“We know from previous studies that nanotubes are very stiff in the axial direction, but little is known about their radial elasticity,” said Elisa Riedo of Georgia Tech, “mainly because when you’re working with tubes that small, it’s difficult to poke them without pushing them beyond the point at which they will be irremediably damaged.”

Riedo and colleagues used an atomic-force microscope (AFM) to perform modulated nano-indentation on the nanotubes. The AFM incorporated silicon nitride cantilevers with an average tip radius of 35 nm.

The team tested tubes with diameters of 0.2 - 12 nm. The nanotubes, which had a constant ratio of external:internal radius of 2.2, were grown by chemical vapour deposition using acetylene as a carbon feedstock. It’s likely that the tubes of smallest diameter were actually single-walled.

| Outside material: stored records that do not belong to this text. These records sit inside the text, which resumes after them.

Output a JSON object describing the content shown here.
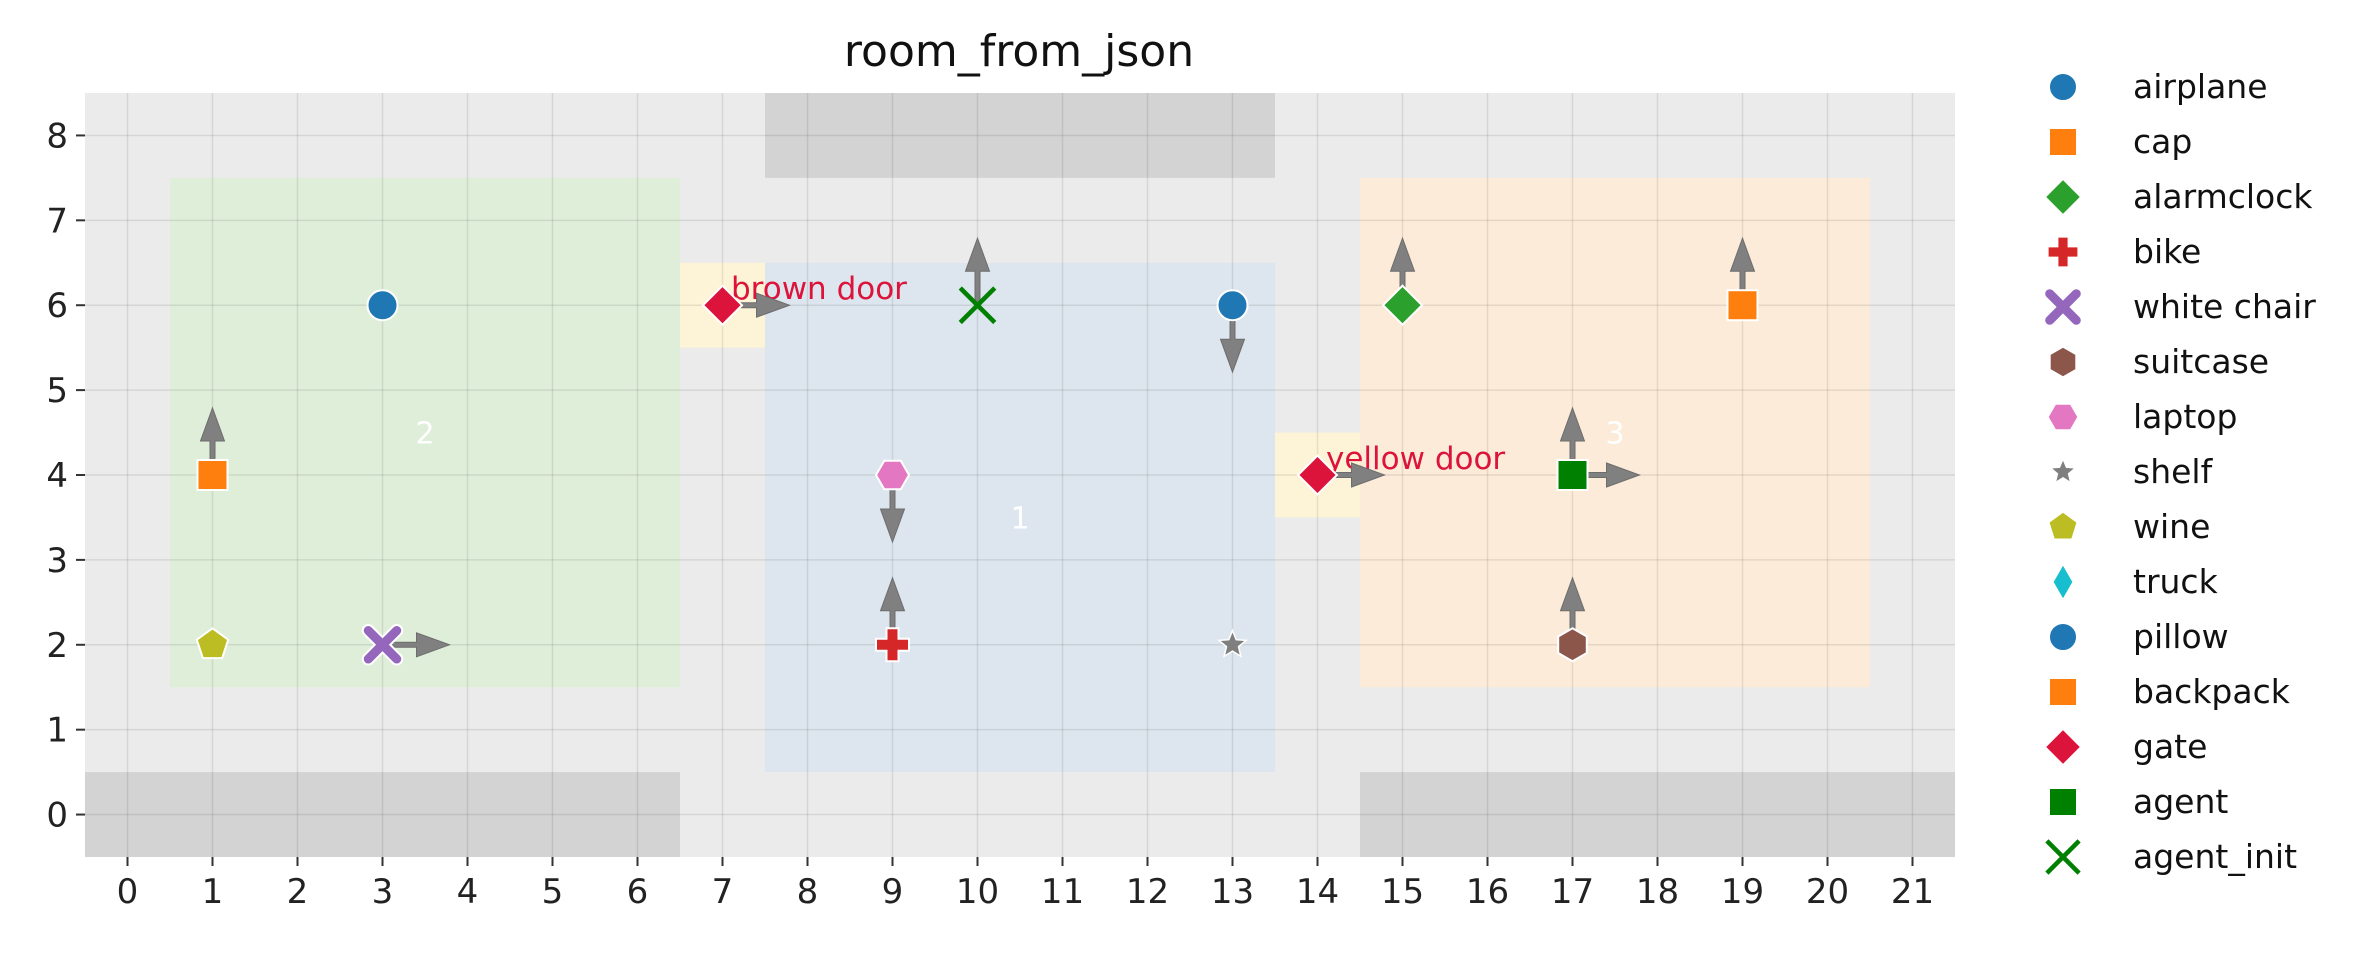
{
  "chart_data": {
    "type": "scatter",
    "title": "room_from_json",
    "xlabel": "",
    "ylabel": "",
    "xlim": [
      -0.5,
      21.5
    ],
    "ylim": [
      -0.5,
      8.5
    ],
    "xticks": [
      "0",
      "1",
      "2",
      "3",
      "4",
      "5",
      "6",
      "7",
      "8",
      "9",
      "10",
      "11",
      "12",
      "13",
      "14",
      "15",
      "16",
      "17",
      "18",
      "19",
      "20",
      "21"
    ],
    "yticks": [
      "0",
      "1",
      "2",
      "3",
      "4",
      "5",
      "6",
      "7",
      "8"
    ],
    "grid": true,
    "background": "#ebebeb",
    "legend_position": "outside-right",
    "walls": [
      {
        "x0": -0.5,
        "x1": 6.5,
        "y0": -0.5,
        "y1": 0.5
      },
      {
        "x0": 14.5,
        "x1": 21.5,
        "y0": -0.5,
        "y1": 0.5
      },
      {
        "x0": 7.5,
        "x1": 13.5,
        "y0": 7.5,
        "y1": 8.5
      }
    ],
    "rooms": [
      {
        "label": "2",
        "x0": 0.5,
        "x1": 6.5,
        "y0": 1.5,
        "y1": 7.5,
        "color": "#dfeed9",
        "label_x": 3.5,
        "label_y": 4.5
      },
      {
        "label": "1",
        "x0": 7.5,
        "x1": 13.5,
        "y0": 0.5,
        "y1": 6.5,
        "color": "#dde6ee",
        "label_x": 10.5,
        "label_y": 3.5
      },
      {
        "label": "3",
        "x0": 14.5,
        "x1": 20.5,
        "y0": 1.5,
        "y1": 7.5,
        "color": "#fcebd8",
        "label_x": 17.5,
        "label_y": 4.5
      }
    ],
    "door_cells": [
      {
        "label": "brown door",
        "x0": 6.5,
        "x1": 7.5,
        "y0": 5.5,
        "y1": 6.5,
        "color": "#fdf3d6",
        "label_x": 7.1,
        "label_y": 6.2
      },
      {
        "label": "yellow door",
        "x0": 13.5,
        "x1": 14.5,
        "y0": 3.5,
        "y1": 4.5,
        "color": "#fdf3d6",
        "label_x": 14.1,
        "label_y": 4.2
      }
    ],
    "series": [
      {
        "name": "airplane",
        "marker": "circle",
        "color": "#1f77b4",
        "points": [
          [
            3,
            6
          ]
        ]
      },
      {
        "name": "cap",
        "marker": "square",
        "color": "#ff7f0e",
        "points": [
          [
            1,
            4
          ]
        ]
      },
      {
        "name": "alarmclock",
        "marker": "diamond",
        "color": "#2ca02c",
        "points": [
          [
            15,
            6
          ]
        ]
      },
      {
        "name": "bike",
        "marker": "plus",
        "color": "#d62728",
        "points": [
          [
            9,
            2
          ]
        ]
      },
      {
        "name": "white chair",
        "marker": "x",
        "color": "#9467bd",
        "points": [
          [
            3,
            2
          ]
        ]
      },
      {
        "name": "suitcase",
        "marker": "hexagon",
        "color": "#8c564b",
        "points": [
          [
            17,
            2
          ]
        ]
      },
      {
        "name": "laptop",
        "marker": "hexagon-flat",
        "color": "#e377c2",
        "points": [
          [
            9,
            4
          ]
        ]
      },
      {
        "name": "shelf",
        "marker": "star",
        "color": "#7f7f7f",
        "points": [
          [
            13,
            2
          ]
        ]
      },
      {
        "name": "wine",
        "marker": "pentagon",
        "color": "#bcbd22",
        "points": [
          [
            1,
            2
          ]
        ]
      },
      {
        "name": "truck",
        "marker": "thin-diamond",
        "color": "#17becf",
        "points": []
      },
      {
        "name": "pillow",
        "marker": "circle",
        "color": "#1f77b4",
        "points": [
          [
            13,
            6
          ]
        ]
      },
      {
        "name": "backpack",
        "marker": "square",
        "color": "#ff7f0e",
        "points": [
          [
            19,
            6
          ]
        ]
      },
      {
        "name": "gate",
        "marker": "diamond",
        "color": "#dc143c",
        "points": [
          [
            7,
            6
          ],
          [
            14,
            4
          ]
        ]
      },
      {
        "name": "agent",
        "marker": "square",
        "color": "#008000",
        "points": [
          [
            17,
            4
          ]
        ]
      },
      {
        "name": "agent_init",
        "marker": "x-thin",
        "color": "#008000",
        "points": [
          [
            10,
            6
          ]
        ]
      }
    ],
    "arrows": [
      {
        "x": 1,
        "y": 4,
        "dir": "up"
      },
      {
        "x": 3,
        "y": 2,
        "dir": "right"
      },
      {
        "x": 7,
        "y": 6,
        "dir": "right"
      },
      {
        "x": 9,
        "y": 4,
        "dir": "down"
      },
      {
        "x": 9,
        "y": 2,
        "dir": "up"
      },
      {
        "x": 10,
        "y": 6,
        "dir": "up"
      },
      {
        "x": 13,
        "y": 6,
        "dir": "down"
      },
      {
        "x": 14,
        "y": 4,
        "dir": "right"
      },
      {
        "x": 15,
        "y": 6,
        "dir": "up"
      },
      {
        "x": 17,
        "y": 4,
        "dir": "up"
      },
      {
        "x": 17,
        "y": 4,
        "dir": "right"
      },
      {
        "x": 17,
        "y": 2,
        "dir": "up"
      },
      {
        "x": 19,
        "y": 6,
        "dir": "up"
      }
    ]
  }
}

Nanotubes with a diameter of 2 nm had a radial stiffness of almost 600 GPa. But the radial stiffness for larger diameter nanotubes was much lower, decreasing to around 30 GPa for tubes with diameters of more than 4 nm. This value is similar to the Young’s modulus for graphite along its c axis, which is 36 GPa.

“We started with single-walled nanotubes and then measured tubes with an increasing number of layers, keeping the external radius twice as large as the internal radius,” said Riedo. “Our experiments show that for nanotubes with small internal radii, increasing the radii makes them softer. This means that for these tubes, the radial rigidity is controlled by the magnitude of the internal radius, whereas the number of layers plays a minor role.”

The researchers believe that knowing the radial stiffness of nanotubes is important for their application in nano-electromechanical and nano-electronic systems. For example, radial deformation of the nanotubes may affect their electrical properties.

The researchers reported their work in Physical Review Letters.